Suboptimal implementation of FusedAdam: two unnecessary divisions

Open jxtps opened this issue 3 years ago • 0 comments

The code in the main for-loop of https://github.com/NVIDIA/apex/blob/master/csrc/multi_tensor_adam.cu#L92 (ignoring the weight decay portion):

          r_m[ii] = beta1 * r_m[ii] + (1-beta1) * r_g[ii];
          r_v[ii] = beta2 * r_v[ii] + (1-beta2) * r_g[ii] * r_g[ii];
          MATH_T next_m_unbiased = r_m[ii] / beta1_correction;
          MATH_T next_v_unbiased = r_v[ii] / beta2_correction;
          MATH_T denom = sqrtf(next_v_unbiased) + epsilon;
          MATH_T update = next_m_unbiased / denom;
          r_p[ii] = r_p[ii] - (lr * update);

does two unnecessary divisions: r_m[ii] / beta1_correction and r_v[ii] / beta2_correction - the paper explains how you can factor these two divisions out into the learning rate.

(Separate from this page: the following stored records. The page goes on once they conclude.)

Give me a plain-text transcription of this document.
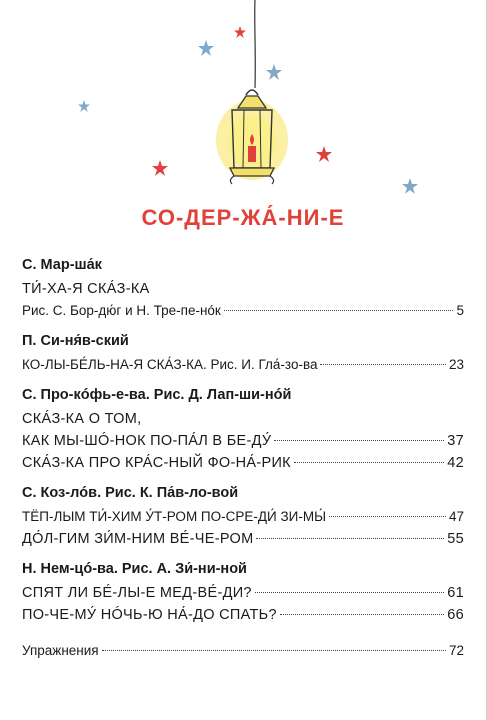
СО-ДЕР-ЖА́-НИ-Е
С. Мар-ша́к
ТИ́-ХА-Я СКА́З-КА
Рис. С. Бор-дю́г и Н. Тре-пе-нóк	5
П. Си-ня́в-ский
КО-ЛЫ-БЕ́ЛЬ-НА-Я СКА́З-КА. Рис. И. Гла́-зо-ва	23
С. Про-кóфь-е-ва. Рис. Д. Лап-ши-нóй
СКА́З-КА О ТОМ,
КАК МЫ-ШÓ-НОК ПО-ПА́Л В БЕ-ДУ́	37
СКА́З-КА ПРО КРА́С-НЫЙ ФО-НА́-РИК	42
С. Коз-лóв. Рис. К. Па́в-ло-вой
ТЁП-ЛЫМ ТИ́-ХИМ У́Т-РОМ ПО-СРЕ-ДИ́ ЗИ-МЫ́	47
ДО́Л-ГИМ ЗИ́М-НИМ ВЕ́-ЧЕ-РОМ	55
Н. Нем-цó-ва. Рис. А. Зи́-ни-ной
СПЯТ ЛИ БЕ́-ЛЫ-Е МЕД-ВЕ́-ДИ?	61
ПО-ЧЕ-МУ́ НÓЧЬ-Ю НА́-ДО СПАТЬ?	66
Упражнения	72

You also need to adjust the epsilon, which they don't cover - multiply eps by sqrt(beta2_correction)/sqrt(beta2_correction) then factor out 1/sqrt(beta2_correction) from the denominator. This would produce something like:

MATH_T beta2_correction_sqrt = sqrtf(beta2_correction)
epsilon *= beta2_correction_sqrt
lr *= beta2_correction_sqrt / beta1_correction

followed by a simplified for-loop:

          r_m[ii] = beta1 * r_m[ii] + (1-beta1) * r_g[ii];
          r_v[ii] = beta2 * r_v[ii] + (1-beta2) * r_g[ii] * r_g[ii];
          MATH_T denom = sqrtf(r_v[ii]) + epsilon;
          MATH_T update = r_m[ii] / denom;
          r_p[ii] = r_p[ii] - (lr * update);

(the pre-step can of course be done prior to dispatching & the results incorporated into the AdamFunctor which can then shed a few members)

Jun 13 '22 22:06 jxtps